Wake-up call for media
THE CRIMINAL INVESTIGATION INTO THE 21cbh.com website's "particularly big" blackmailing scheme sounds especially unsettling because it involves one of the most influential business media outlets in the country; one that has established itself as an authoritative source of industry information.
Besides probably landing a number of website executives and reporters in prison, the scandal will inevitably raise credibility issues regarding the media conglomerate 21st Century Press Group, of which 21cbh.com is only its new-media arm.
However, the shame should not be taken as just 21cbh.com's and its parent company's. It should be a wake-up call for all domestic media institutions to look themselves in the mirror.
What 21cbh.com has done is not only against journalistic values and norms and beyond the bounds of decency. The shameless racketeering it has committed in collusion with public relations companies could have made itself criminally liable.
But the bigger question is, how many media institutions in this country have been unable to shun anything similar?
Maybe few have had 21cbh.com's brazenness to conduct unclad extortion, threatening potential advertisers into cooperation with threats of "negative reporting". But how many have refrained from wooing or rewarding advertisers with "positive reporting"?
For some time, people have blamed "fake reporters" for such nasty tricks.

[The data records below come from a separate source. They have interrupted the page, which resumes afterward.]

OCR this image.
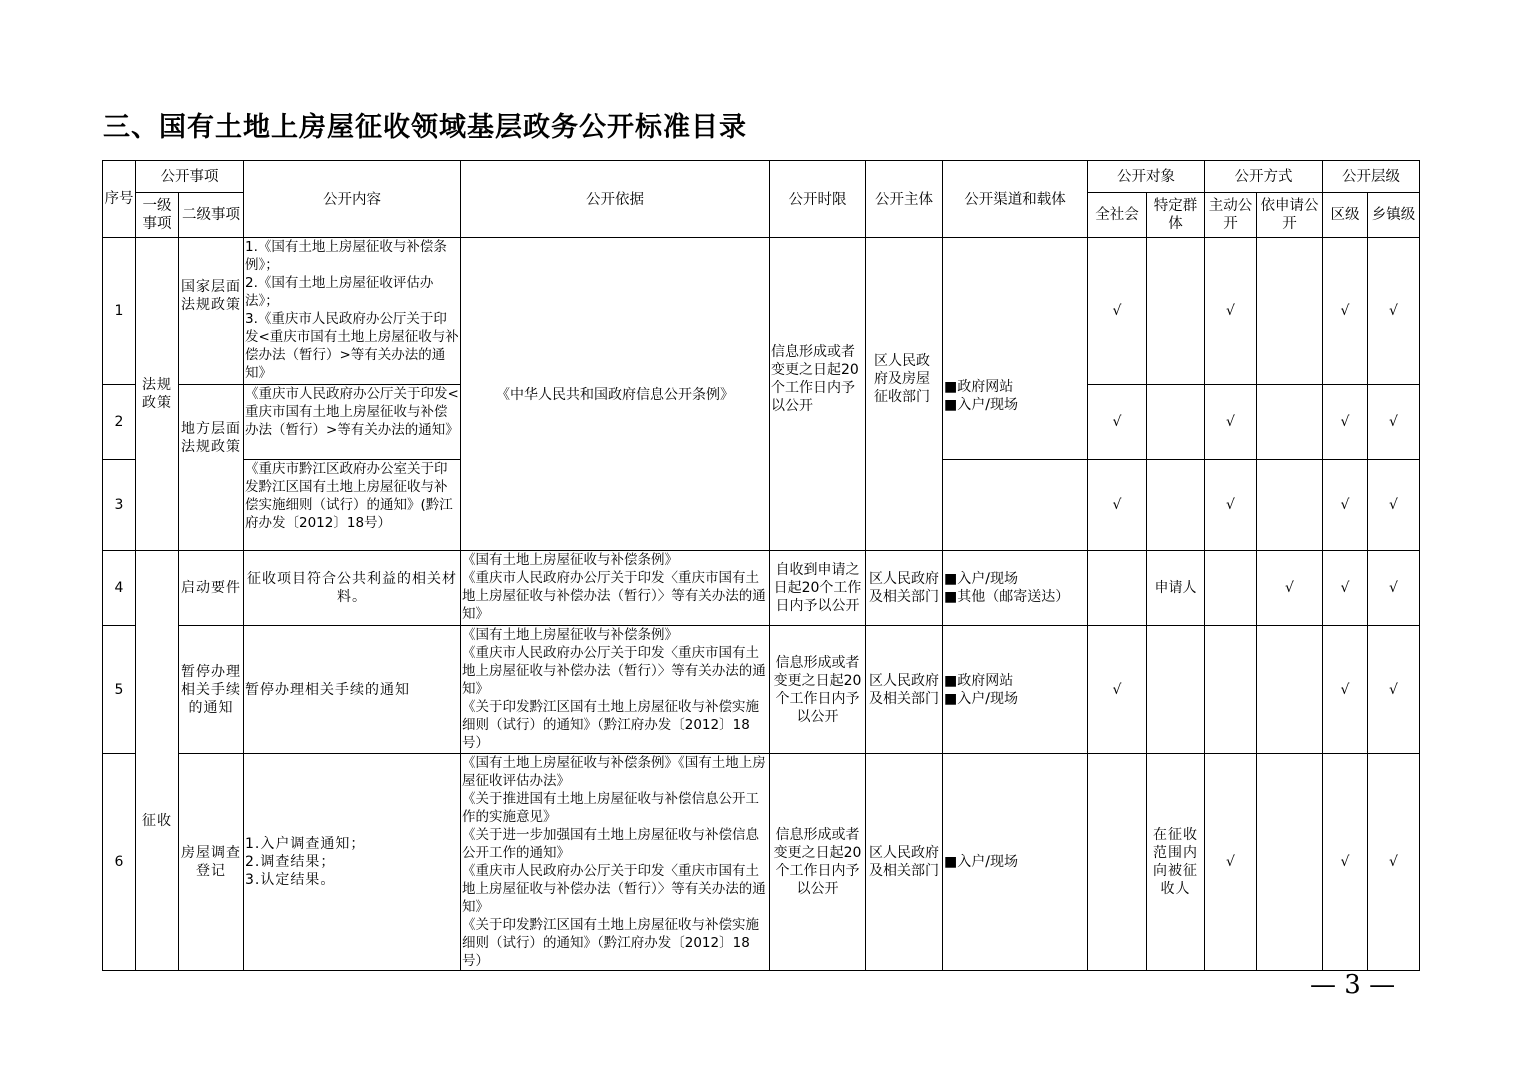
三、国有土地上房屋征收领域基层政务公开标准目录
序号	公开事项		公开内容	公开依据	公开时限	公开主体	公开渠道和载体	公开对象		公开方式		公开层级	
	一级事项	二级事项						全社会	特定群体	主动公开	依申请公开	区级	乡镇级
1	法规政策	国家层面法规政策	1.《国有土地上房屋征收与补偿条例》；
2.《国有土地上房屋征收评估办法》；
3.《重庆市人民政府办公厅关于印发<重庆市国有土地上房屋征收与补偿办法（暂行）>等有关办法的通知》	《中华人民共和国政府信息公开条例》	信息形成或者变更之日起20个工作日内予以公开	区人民政府及房屋征收部门	■政府网站
■入户/现场	√		√		√	√
2		地方层面法规政策	《重庆市人民政府办公厅关于印发<重庆市国有土地上房屋征收与补偿办法（暂行）>等有关办法的通知》					√		√		√	√
3			《重庆市黔江区政府办公室关于印发黔江区国有土地上房屋征收与补偿实施细则（试行）的通知》(黔江府办发〔2012〕18号）					√		√		√	√
4	征收	启动要件	征收项目符合公共利益的相关材料。	《国有土地上房屋征收与补偿条例》
《重庆市人民政府办公厅关于印发〈重庆市国有土地上房屋征收与补偿办法（暂行）〉等有关办法的通知》	自收到申请之日起20个工作日内予以公开	区人民政府及相关部门	■入户/现场
■其他（邮寄送达）		申请人		√	√	√
5		暂停办理相关手续的通知	暂停办理相关手续的通知	《国有土地上房屋征收与补偿条例》
《重庆市人民政府办公厅关于印发〈重庆市国有土地上房屋征收与补偿办法（暂行）〉等有关办法的通知》
《关于印发黔江区国有土地上房屋征收与补偿实施细则（试行）的通知》（黔江府办发〔2012〕18号）	信息形成或者变更之日起20个工作日内予以公开	区人民政府及相关部门	■政府网站
■入户/现场	√				√	√
6		房屋调查登记	1.入户调查通知；
2.调查结果；
3.认定结果。	《国有土地上房屋征收与补偿条例》《国有土地上房屋征收评估办法》
《关于推进国有土地上房屋征收与补偿信息公开工作的实施意见》
《关于进一步加强国有土地上房屋征收与补偿信息公开工作的通知》
《重庆市人民政府办公厅关于印发〈重庆市国有土地上房屋征收与补偿办法（暂行）〉等有关办法的通知》
《关于印发黔江区国有土地上房屋征收与补偿实施细则（试行）的通知》（黔江府办发〔2012〕18号）	信息形成或者变更之日起20个工作日内予以公开	区人民政府及相关部门	■入户/现场		在征收范围内向被征收人	√		√	√

— 3 —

But it turns out that such extorting in the name of "investigative reports" dedicated to exposing wrongdoings has turned into a lucrative business, despite the official crackdowns that have caught quite a few cheats who thrived on such a business.
Sadly they are not the only ones who desecrate our profession. What happened at 21cbh.com indicates plummeting public confidence in the media is at least in part of our own making.
Swindlers can extort money from those who violate the rules thanks in part to the latter's knowledge or assumption that reporters do extort.
21cbh.com's alleged offense is nasty evidence that they have not got us wrong. It should remind us of the pressing need for industry-wide soul-searching over our commitment to journalistic values.
Abuse of the media's supervisory role is a dangerous sign of corruption in our profession, which is no less hazardous than that in public offices. Such corruption worsens the atmosphere of distrust and severely erodes society's moral fiber.
Mainstream media's easy access to offices of power and "market-oriented" media's special vulnerability to financial considerations are practical threats to journalistic integrity. But the fundamental values of journalism as well as journalists' role as custodians of conscience should never be compromised.